Thursday, February 1, 2018

Hiking the Burn on the Pacific Crest Trail

             The Applegate fires of last summer burned on some of my favorite trails. Remembering a hike through a burn in southern Oregon's Illinois Valley many years ago, I cringed at what I might find here. That hike had offered no solace for the soul, nor had the long hike through a scorching burn in Lassen Volcanic National Park a few years ago. But I also remembered the abundance of wildflowers on burned-over land in the Marbles and the rejuvenation of greenery on the Cook and Green Trail after a fire in the Applegate several years ago. I had learned, since that first hike in the Illinois Valley, that fire leaves a variously painted canvas. So, instead of shunning the trails that burned last August, I took an opportunity presented by this dreadfully warm and unsnowed winter to drive even as high as Cook and Green Pass, at the entrance to the Red Buttes Wilderness, to hike the Pacific Crest Trail where the fires had struck. Mike went with me.
            The first steps took us up a hill formerly covered with manzanita shrubs, now fire-scrubbed to bare ground, through which poked hundreds of manzanita antlers, ghostly white, like bones on a desert. The devegetated hillside exposed expansive views, onto the Red Buttes and Kangaroo Mountain to the west, out to the Marble Mountains, and down into the Klamath basin, where we could see the path of the fire as it leapt uphill. 

Whereas logging leaves checkerboard patterns – sharp delineations between patches of stumps and patches of live trees – fire burns in swirls: swaths of green, where the fire left trees untouched, reaching far into swirls of brown, where the fire had eaten voraciously
            From the manzanita-antlered hill we entered areas on the PCT where the fire had fed in that way, licking its way up sturdy trunks and snatching mouthfuls of the tree's life-giving greenery. Snags were bare-bone stark, but on some of the charred trunks, the bark had been torn off (I thought at first by bears, but more probably by gravity and the lack of tensile strength in the tree), exposing bright slashes of orange and red, like the imprint of flames on the trees. As though lit by shafts of light, these parts of the trees brought improbable color to the chiaroscuro landscape of blacks and browns. Rembrandt would have grabbed his paints.

            Elsewhere I could sense Picasso in his brown period (were he to have had a brown, in addition to a blue, period) – an abstraction of trees in skeletal form, arms hugging close to trunks, needles on the ground, everything in subtle variations of browns and blacks. As in a good painting, the color of the tree limbs echoed the color of the ground. The burned forest here was vertical-dominant and soft with subtle variations of color – the rich butterscotch of the ground textured with the rust-red of more recently fallen twigs, the ash grey of the trunks, and, overall, the burnt sienna color that occurred to me because fire was the painter – or sepia, maybe, like in old photographs. My bright clothes were like the color my mother painted into some black-and-white photographs I took many years ago, before color film was widely available.

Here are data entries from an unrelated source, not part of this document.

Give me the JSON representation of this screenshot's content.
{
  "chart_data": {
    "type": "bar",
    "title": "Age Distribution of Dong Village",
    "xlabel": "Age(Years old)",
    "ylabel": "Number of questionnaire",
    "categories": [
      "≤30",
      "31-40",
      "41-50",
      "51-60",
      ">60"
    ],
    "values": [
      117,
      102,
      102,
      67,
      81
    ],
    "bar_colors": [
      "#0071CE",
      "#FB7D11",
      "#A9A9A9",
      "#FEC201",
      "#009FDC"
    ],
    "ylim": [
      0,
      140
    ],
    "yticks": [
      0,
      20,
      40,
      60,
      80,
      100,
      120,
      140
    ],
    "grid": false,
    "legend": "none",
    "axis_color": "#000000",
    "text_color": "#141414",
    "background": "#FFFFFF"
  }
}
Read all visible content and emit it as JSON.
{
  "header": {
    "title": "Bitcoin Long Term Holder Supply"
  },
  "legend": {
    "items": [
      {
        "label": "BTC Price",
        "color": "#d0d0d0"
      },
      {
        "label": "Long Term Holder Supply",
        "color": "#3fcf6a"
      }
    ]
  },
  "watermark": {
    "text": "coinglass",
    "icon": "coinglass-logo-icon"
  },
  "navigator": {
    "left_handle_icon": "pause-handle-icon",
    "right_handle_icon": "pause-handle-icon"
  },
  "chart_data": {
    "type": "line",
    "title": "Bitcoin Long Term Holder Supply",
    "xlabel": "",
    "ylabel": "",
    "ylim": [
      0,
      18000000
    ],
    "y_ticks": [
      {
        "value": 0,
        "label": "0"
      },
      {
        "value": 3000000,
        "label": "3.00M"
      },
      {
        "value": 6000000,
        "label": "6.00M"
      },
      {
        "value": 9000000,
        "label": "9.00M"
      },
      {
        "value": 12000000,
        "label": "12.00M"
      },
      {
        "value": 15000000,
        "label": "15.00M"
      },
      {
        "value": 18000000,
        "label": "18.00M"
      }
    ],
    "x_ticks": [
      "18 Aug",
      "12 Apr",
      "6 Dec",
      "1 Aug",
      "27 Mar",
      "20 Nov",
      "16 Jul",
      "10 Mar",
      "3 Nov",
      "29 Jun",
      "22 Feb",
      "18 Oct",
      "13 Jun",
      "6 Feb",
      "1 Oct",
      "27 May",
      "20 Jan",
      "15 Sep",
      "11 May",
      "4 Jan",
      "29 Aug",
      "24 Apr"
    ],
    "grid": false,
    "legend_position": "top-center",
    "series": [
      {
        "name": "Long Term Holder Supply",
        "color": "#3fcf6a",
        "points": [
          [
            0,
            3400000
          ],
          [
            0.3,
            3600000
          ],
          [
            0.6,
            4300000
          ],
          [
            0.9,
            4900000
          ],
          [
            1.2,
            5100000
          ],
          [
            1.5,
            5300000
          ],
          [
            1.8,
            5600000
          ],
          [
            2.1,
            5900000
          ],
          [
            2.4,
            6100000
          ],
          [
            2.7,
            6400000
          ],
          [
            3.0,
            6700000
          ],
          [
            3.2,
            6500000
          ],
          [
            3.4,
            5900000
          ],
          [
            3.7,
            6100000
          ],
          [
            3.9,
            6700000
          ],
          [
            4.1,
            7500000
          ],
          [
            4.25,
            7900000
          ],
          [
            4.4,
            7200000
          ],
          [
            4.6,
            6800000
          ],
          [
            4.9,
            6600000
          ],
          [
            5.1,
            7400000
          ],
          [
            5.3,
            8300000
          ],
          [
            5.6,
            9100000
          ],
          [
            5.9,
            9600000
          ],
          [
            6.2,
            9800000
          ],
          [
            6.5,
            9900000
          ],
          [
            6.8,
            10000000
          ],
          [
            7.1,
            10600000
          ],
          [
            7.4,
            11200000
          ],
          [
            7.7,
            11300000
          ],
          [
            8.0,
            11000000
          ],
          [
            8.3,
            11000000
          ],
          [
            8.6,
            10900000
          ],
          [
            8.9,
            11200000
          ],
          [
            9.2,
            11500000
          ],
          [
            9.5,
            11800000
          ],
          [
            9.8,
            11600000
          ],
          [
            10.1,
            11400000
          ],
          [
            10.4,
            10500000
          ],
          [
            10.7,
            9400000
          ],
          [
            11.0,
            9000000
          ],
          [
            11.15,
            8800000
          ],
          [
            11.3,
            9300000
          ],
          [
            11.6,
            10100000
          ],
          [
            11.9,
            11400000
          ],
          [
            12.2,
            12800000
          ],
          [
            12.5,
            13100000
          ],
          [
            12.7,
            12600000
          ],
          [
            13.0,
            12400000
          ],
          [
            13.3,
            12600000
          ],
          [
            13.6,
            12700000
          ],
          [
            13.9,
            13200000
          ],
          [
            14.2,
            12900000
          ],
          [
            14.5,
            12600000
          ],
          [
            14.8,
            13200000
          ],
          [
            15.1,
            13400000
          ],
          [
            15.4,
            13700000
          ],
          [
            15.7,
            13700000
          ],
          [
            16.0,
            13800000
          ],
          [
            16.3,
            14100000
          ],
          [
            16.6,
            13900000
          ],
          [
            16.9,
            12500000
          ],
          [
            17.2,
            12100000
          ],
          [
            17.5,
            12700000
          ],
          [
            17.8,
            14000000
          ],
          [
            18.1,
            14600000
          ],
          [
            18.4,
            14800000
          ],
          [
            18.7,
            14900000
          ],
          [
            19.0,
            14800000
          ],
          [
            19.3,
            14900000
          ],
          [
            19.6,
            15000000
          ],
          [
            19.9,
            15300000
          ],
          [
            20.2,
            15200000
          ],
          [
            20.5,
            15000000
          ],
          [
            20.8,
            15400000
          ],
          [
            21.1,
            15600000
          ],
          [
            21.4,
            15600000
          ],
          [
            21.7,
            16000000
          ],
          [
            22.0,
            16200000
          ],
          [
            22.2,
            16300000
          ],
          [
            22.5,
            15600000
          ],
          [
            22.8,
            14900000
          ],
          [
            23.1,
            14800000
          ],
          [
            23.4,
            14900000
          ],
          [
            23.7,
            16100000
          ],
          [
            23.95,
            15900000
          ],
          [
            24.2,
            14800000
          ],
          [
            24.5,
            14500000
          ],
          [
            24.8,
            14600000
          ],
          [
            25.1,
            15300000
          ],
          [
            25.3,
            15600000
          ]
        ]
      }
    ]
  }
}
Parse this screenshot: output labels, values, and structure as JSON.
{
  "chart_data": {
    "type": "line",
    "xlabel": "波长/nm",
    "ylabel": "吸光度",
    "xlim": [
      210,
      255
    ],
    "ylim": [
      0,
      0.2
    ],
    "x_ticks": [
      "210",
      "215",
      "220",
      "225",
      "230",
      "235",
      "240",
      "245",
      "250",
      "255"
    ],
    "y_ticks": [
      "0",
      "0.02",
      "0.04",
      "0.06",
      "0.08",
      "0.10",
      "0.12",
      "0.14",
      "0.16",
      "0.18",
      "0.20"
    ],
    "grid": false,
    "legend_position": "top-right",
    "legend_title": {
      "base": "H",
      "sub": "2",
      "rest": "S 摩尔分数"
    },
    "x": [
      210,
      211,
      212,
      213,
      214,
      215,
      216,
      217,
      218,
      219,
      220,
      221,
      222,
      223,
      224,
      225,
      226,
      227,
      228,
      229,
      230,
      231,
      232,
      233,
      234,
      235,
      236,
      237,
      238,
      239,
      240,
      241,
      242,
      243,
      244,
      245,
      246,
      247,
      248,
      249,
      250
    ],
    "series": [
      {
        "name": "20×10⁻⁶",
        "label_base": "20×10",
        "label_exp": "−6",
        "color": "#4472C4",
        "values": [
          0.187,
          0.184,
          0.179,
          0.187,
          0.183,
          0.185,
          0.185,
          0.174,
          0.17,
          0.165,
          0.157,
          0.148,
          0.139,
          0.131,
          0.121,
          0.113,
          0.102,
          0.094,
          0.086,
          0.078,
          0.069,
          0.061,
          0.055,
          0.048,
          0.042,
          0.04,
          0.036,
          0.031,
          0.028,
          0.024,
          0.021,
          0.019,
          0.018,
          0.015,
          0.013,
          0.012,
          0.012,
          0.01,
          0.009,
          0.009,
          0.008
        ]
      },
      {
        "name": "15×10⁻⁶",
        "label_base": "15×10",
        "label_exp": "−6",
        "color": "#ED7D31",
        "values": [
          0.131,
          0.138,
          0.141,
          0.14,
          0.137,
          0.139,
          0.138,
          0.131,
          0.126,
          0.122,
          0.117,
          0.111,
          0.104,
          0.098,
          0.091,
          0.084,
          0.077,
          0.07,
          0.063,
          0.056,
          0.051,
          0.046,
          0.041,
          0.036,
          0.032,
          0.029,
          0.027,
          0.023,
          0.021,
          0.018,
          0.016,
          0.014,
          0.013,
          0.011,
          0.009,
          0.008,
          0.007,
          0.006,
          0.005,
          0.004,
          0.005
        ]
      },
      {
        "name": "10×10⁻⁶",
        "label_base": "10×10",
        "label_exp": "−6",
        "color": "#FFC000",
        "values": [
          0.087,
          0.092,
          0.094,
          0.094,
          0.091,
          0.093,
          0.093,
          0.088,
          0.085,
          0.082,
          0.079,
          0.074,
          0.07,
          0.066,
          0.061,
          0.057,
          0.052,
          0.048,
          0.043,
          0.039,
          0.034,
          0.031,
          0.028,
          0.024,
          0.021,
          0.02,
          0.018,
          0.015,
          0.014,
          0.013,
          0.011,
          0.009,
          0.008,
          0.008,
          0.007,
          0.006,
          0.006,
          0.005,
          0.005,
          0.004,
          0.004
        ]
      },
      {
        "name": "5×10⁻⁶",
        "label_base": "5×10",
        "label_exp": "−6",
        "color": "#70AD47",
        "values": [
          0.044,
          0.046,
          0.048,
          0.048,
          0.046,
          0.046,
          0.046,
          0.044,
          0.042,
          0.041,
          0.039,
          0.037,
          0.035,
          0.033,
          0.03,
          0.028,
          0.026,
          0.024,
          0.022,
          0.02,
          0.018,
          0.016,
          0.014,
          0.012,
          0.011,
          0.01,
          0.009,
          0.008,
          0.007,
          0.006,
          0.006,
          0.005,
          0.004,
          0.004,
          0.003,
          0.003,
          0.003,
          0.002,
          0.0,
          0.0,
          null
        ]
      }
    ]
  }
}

            The needles on the ground were as thick as water,. Rocks and sticks among them interruptied the flow like islands in a stream. Altogether, the colors, the stillness, and the strangeness of the landscape had an eerily soothing effect.
            Reading the black scars on the trunks, we could see that in some places the fire was burning downhill. In other places we could see where firefighters had cut a fire break and how the fire had jumped it and slipped over the ridge. From time to time we stepped into and then shortly out of a green forest, intact, unchanged, as though the fire had been many miles away instead of just next door. I could see no reason for the fire not to have devoured these trees as well as the others, but there must have been reasons. If I were a pyrologist, I would spend hours on the PCT with my notebook.
            Mike and I hiked all day through land affected by fire. When we finally walked out of the burn, we had walked five and a quarter miles and it was time to return to the car. I didn't mind having spent the entire hike walking through the burn, though. It had been a day of color subtleties, fire education, and surprising solace for the soul.